Index files are companion files of SSTables. The same as Bloom filter, there exists one index file per SSTable. It contains all the row keys in the SSTable and its offset at which the row starts in the datafile.

At startup, Cassandra reads every 128th key (configurable) into the memory (sampled index). When the index is looked for a row key (after Bloom filter hinted that the row key might be in this SSTable), Cassandra performs a binary search on the sampled index in memory. Followed by a positive result from the binary search, Cassandra will have to read a block in the index file from the disk starting from the nearest value lower than the value that we are looking for.

Let's take an example; see Figure 2.16. Cassandra is looking for a row key 404. It is not in MemTable. On querying the Bloom filter of a certain SSTable, Cassandra gets a positive nod that this SSTable may contain the row. Next is to look into the SSTable. But before we start scanning the SSTable or the index file, we can get some help from the sampled index in memory. Looking through the sampled index, Cassandra finds out that there exists a row key 400 and another 624. So, the row fragments may be in this SSTable. But more importantly, the sampled index tells the offset about the 400 entry in the index file. Cassandra now scans the SSTable from 400 and gets to the entry for 404. This tells Cassandra the offset of the entry for the 404 key in SSTable and it reads from there.

Index files

Figure 2.15: Cassandra SSTable index in action

If you followed the example, you must have observed that the smaller the sampling size, the more the number of keys in the memory; the smaller the size of the block to read on disk, the faster the results. This is a trade-off between memory usage and performance.

Datafiles

Datafiles are the actual data. They contain row keys, metadata, and columns (partial or full). Reading data from datafiles is just one disk seek followed by a sequential read, as offset to a row key is already obtained from the associated index file.

Compaction

As we discussed earlier in the section (See Figure 2.8), a read require may require Cassandra to read across multiple SSTables to get a result. This is wasteful, costs multiple (disk) seeks, may require a conflict resolution, and if there are too many, SSTables were created. To handle this problem, Cassandra has a process in place, namely, compaction. Compaction merges multiple SSTable files into one. Off the shelf, Cassandra offers two types of compaction mechanism: Size Tiered Compaction Strategy and Level Compaction Strategy (Chapter 5, Performance Tuning, under the Choosing the right compaction strategy section). This section stays focused on the Size Tiered Compaction mechanism for better understanding.

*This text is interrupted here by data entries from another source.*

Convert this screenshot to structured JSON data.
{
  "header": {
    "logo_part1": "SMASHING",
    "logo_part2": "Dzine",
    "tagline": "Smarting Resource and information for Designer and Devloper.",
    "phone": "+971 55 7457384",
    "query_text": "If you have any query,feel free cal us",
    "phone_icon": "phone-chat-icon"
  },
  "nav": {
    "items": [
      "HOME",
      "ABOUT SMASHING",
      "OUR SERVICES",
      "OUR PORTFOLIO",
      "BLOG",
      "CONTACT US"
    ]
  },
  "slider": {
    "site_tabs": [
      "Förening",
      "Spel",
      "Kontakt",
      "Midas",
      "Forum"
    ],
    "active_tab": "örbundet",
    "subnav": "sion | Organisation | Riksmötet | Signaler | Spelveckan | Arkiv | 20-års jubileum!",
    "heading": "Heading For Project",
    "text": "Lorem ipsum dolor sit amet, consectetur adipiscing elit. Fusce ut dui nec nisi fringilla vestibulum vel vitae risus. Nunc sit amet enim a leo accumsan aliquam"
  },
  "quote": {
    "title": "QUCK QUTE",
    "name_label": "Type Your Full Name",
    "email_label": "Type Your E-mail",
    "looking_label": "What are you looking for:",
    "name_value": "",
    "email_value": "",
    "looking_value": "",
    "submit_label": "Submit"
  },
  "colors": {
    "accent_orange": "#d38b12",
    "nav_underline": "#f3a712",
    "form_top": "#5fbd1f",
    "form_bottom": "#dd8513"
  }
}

The compaction process starts when the number of SSTables on disk reaches a certain threshold (N: configurable). Although the merge process is a little I/O intensive, it benefits in the long term with a lower number of disk seeks during reads. Apart from this, there are a few other benefits of compaction as follows:

  • Removal of expired tombstones (Cassandra v0.8+)
  • Merging row fragments
  • Rebuilds primary and secondary indexes

Merge is not as painful as it may seem, because SSTables are already sorted. (Remember merge-sort?) Merge results into larger files, but old files are not deleted immediately. For example, let's say you have compaction threshold set to four. Cassandra initially creates SSTables of the same size as MemTable. When the number of SSTables surpasses the threshold, the compaction thread triggers. This compacts the four equal-sized SSTables into one. Temporarily, you will have two times the total SSTable data on your disk. Another thing to note is that SSTables that get merged have the same size. So, when the four SSTables get merged to give a larger SSTable of size, say G, the buckets for the rest to-be-filled SSTables will be G each. So, the next compaction is going to take an even larger space while merging.

The SSTables, after merging, are marked as deleteable. They get deleted at a garbage collection cycle of the JVM or when Cassandra restarts.

The compaction process happens on each node and does not affect others; this is called minor compaction. This is automatically triggered, system controlled, and regular. There is more than one type of compaction setting that exits in Cassandra. We'll see them again in detail in Chapter 5, Performance Tuning, under the Choosing the right compaction strategy section. Another league of compaction is called, obviously, major compaction.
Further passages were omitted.